Embraer is confident it will finally secure US Federal Aviation Administration certification for its Phenom 100 very light jet before the end of November and is equally confident it will certificate the Lineage 1000 ultra-large business jet by year-end.

The Brazilian manufacturer's chief executive Fred Curado says all that now remains to be completed in the Phenom 100 certification programme are "reports on some components" and "we expect certification to happen before the end of this month - in a couple of weeks or so".

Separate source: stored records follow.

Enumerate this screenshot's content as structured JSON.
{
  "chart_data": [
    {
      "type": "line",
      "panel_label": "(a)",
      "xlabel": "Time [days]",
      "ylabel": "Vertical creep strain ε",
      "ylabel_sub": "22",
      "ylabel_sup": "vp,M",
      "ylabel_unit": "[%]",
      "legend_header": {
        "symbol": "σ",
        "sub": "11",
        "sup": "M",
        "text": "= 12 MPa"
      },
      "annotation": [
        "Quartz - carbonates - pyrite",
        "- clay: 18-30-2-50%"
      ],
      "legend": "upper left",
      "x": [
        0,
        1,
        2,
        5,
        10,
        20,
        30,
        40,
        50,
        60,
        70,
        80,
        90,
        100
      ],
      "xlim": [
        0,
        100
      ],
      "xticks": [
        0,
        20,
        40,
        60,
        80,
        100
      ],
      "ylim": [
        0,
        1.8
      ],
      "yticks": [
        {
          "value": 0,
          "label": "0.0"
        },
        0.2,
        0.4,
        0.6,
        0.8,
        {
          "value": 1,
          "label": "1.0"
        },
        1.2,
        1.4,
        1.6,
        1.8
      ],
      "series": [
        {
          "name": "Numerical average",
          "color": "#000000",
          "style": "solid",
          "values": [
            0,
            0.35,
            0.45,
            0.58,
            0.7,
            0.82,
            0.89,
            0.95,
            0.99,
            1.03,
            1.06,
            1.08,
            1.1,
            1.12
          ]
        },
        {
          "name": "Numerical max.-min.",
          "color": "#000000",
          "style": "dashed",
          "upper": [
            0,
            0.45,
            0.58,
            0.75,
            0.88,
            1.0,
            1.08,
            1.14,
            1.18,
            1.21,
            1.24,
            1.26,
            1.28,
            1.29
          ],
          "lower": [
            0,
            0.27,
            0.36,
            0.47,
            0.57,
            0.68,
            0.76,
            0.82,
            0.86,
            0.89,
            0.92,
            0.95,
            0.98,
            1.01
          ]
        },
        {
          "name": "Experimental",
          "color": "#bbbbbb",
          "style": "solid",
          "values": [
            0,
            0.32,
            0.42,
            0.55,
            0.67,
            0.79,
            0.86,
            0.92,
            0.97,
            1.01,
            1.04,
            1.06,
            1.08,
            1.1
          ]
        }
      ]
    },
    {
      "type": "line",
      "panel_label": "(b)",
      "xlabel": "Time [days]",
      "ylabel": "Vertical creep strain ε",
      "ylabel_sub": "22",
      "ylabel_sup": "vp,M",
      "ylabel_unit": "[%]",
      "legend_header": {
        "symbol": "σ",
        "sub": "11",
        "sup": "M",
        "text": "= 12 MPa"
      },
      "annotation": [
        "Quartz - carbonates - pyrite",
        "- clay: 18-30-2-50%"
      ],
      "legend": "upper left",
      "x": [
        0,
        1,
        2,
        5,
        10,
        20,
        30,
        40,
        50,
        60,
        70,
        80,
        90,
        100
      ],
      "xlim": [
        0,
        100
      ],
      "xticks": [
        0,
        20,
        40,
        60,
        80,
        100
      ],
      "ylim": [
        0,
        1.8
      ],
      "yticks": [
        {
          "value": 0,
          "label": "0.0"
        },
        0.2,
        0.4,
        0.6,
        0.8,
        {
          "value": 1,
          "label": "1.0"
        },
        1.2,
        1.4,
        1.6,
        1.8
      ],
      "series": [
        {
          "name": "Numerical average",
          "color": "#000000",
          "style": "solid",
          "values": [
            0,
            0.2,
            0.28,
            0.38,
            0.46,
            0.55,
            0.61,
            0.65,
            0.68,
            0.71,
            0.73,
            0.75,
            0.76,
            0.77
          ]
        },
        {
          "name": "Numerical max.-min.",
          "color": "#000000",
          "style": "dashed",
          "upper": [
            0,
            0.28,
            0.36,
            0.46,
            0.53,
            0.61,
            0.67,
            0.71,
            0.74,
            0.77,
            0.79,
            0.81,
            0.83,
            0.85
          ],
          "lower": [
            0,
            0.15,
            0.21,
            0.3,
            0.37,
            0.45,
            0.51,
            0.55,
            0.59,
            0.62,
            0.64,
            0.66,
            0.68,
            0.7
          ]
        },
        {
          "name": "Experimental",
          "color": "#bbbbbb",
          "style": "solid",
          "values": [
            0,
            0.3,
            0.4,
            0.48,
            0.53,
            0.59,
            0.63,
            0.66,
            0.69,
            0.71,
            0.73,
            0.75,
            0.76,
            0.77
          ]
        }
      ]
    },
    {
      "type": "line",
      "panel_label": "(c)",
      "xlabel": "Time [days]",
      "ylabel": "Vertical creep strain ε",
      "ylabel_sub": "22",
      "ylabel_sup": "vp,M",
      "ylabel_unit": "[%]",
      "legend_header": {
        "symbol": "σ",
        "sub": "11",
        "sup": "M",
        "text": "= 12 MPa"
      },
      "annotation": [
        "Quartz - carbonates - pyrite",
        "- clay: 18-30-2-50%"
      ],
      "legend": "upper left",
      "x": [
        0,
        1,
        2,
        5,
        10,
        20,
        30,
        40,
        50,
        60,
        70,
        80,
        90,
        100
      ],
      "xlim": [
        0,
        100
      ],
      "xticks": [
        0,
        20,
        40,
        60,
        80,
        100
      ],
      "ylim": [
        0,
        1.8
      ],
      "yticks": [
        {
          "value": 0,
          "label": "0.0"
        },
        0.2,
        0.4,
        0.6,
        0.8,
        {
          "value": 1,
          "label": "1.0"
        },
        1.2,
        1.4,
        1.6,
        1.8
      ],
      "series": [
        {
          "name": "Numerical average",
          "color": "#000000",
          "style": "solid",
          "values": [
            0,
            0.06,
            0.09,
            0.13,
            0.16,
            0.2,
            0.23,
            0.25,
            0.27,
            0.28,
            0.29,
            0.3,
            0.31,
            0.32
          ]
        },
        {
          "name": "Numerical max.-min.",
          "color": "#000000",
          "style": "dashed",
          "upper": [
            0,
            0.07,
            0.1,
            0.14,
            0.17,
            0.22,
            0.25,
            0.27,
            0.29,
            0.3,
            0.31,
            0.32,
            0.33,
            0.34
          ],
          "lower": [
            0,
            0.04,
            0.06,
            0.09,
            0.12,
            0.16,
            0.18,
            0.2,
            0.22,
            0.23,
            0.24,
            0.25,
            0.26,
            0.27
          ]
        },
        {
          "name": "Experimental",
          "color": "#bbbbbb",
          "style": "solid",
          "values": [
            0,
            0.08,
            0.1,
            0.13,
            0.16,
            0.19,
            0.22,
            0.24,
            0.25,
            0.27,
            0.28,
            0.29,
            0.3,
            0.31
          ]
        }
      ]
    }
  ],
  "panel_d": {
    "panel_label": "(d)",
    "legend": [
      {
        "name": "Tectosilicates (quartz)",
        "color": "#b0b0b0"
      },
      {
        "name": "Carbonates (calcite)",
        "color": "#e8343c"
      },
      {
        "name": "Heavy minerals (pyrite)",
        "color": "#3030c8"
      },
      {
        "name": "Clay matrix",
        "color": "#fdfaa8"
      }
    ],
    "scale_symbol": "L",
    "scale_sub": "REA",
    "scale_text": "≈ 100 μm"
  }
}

Curado acknowledges that Embraer's failure to complete certification in the third quarter as originally scheduled has dented the manufacturer's quarterly earnings because contributions were not made by Phenom 100 risk-sharing partners - these would have been used to offset research and development costs. But Curado says Embraer is still expected to attain its profit targets for the full year because these contributions will now be made in the fourth quarter, pending certification.

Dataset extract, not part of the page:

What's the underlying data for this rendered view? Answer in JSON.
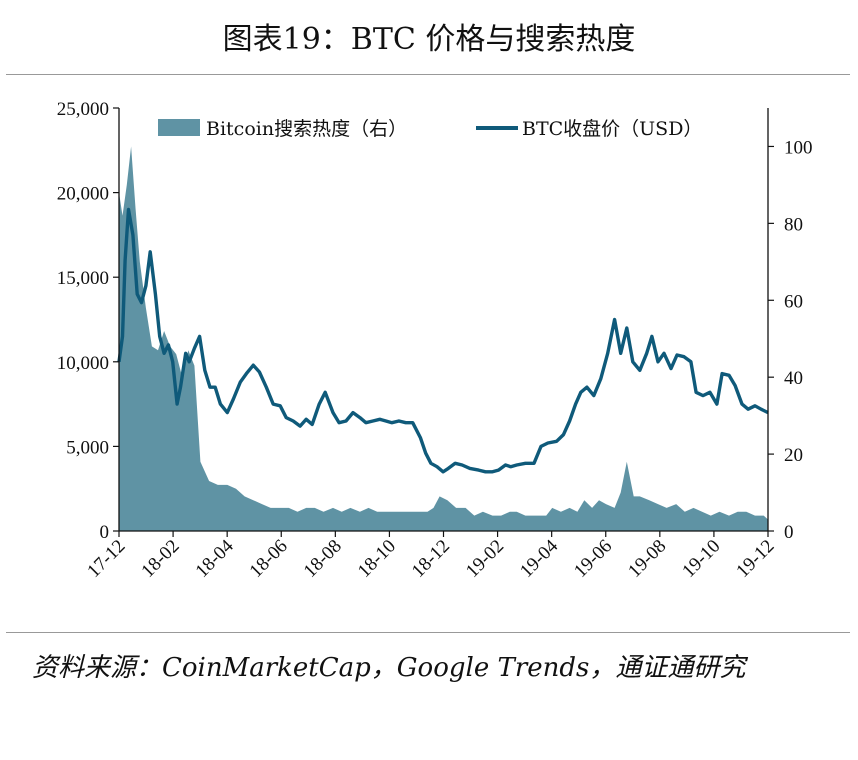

Since flying the aircraft for the first time last year, and as late as early September, Embraer has insisted it would meet its target of certificating the Phenom 100 before the end of the third quarter. Curado now says "we really feel comfortable" certification will take place in November. "This is what the programme director assures me every day - before the end of the month," he says.

Embraer for now has not altered its original plan for delivering 10 Phenom 100s before the end of the year and another 120-150 aircraft next year, but Curado acknowledges it is now reviewing whether this is still feasible. "We're in the process of doing an exercise to see whether with this two- to three-month delay in certification we can accomplish that," he says.

Despite the slip in certificating the Phenom 100, Curado says certification for the Phenom 300 light jet is on schedule for "about a year from now or hopefully a little less than a year from now". Two prototype aircraft are flying and the light jet made its public debut last month. "For the final sprint of the Phenom 100 there's a natural concentration of attention of resources to final certification, which will be released to dedicate to the Phenom 300 as soon as we accomplish our type certification," Curado says.

He adds that certification of the Lineage 1000, which was also originally scheduled for mid-2008, should be completed next month. "We're finalising the final installation of the fuel system, so as far as hardware goes we have maybe a two or three week effort still. Then it's down to paperwork," he says. "We're very confident we'll have this in December."

Phenom 100

The aircraft being used for certification returned from the completion centre about a month ago and will also be delivered as the first production aircraft following certification. The Lineage 1000 is a derivative of the Embraer 190.

Meanwhile, Curado echoes comments made last month by executives at rival Cessna and Gulfstream that the intake of new business jet orders is starting to slow, but the record backlogs should be sufficient to ride out any downturn.

"The general outlook for next year is not that positive," Curado acknowledges. "The last few weeks we've seen an important reduction in activity. I think this is now a time for us to hold on to a solid backlog as I think we'll have a dry season for some time. When I say 'we' I mean not just Embraer, but the whole industry."

But Curado is quick to add that Embraer is sitting on a $7 billion backlog and, given the orders already secured for this year, it is assured sales will surpass deliveries in 2008. The current backlog includes 850 Phenoms and over 20 Lineages.

"We have a backlog stretching out now through 2012 and in some cases 2013. We don't see a huge risk," he says, adding that people are already asking about the chances of advancing deliveries through defaults. "So we feel confident about our backlog."

Embraer, Curado adds, is in particularly good shape because it is only now starting to ramp up production of the Phenom and Lineage lines. "We should certify the Phenom in a couple of weeks and the Lineage in December, so 2009 will be year where we will just be starting to deliver our first airplanes. We have a very strong backlog in those families - and the Legacy is pretty much sold out for next year as well."

But the honeymoon period for business jets is clearly over and Embraer plans to soon release a new forecast which will reflect the new reduced level of demand. "There are several signals out there showing there will be a reduction in demand," Curado says. "This year and 2009 will probably still be a good year in terms of deliveries because everybody has a strong backlog, even with potential cancellations. I think in 2010 you'll probably see a drop in deliveries. Back to the Embraer case, we're sitting on a backlog that stretches out significantly into the future. We tend to believe we have reasonable protection for the short and medium term."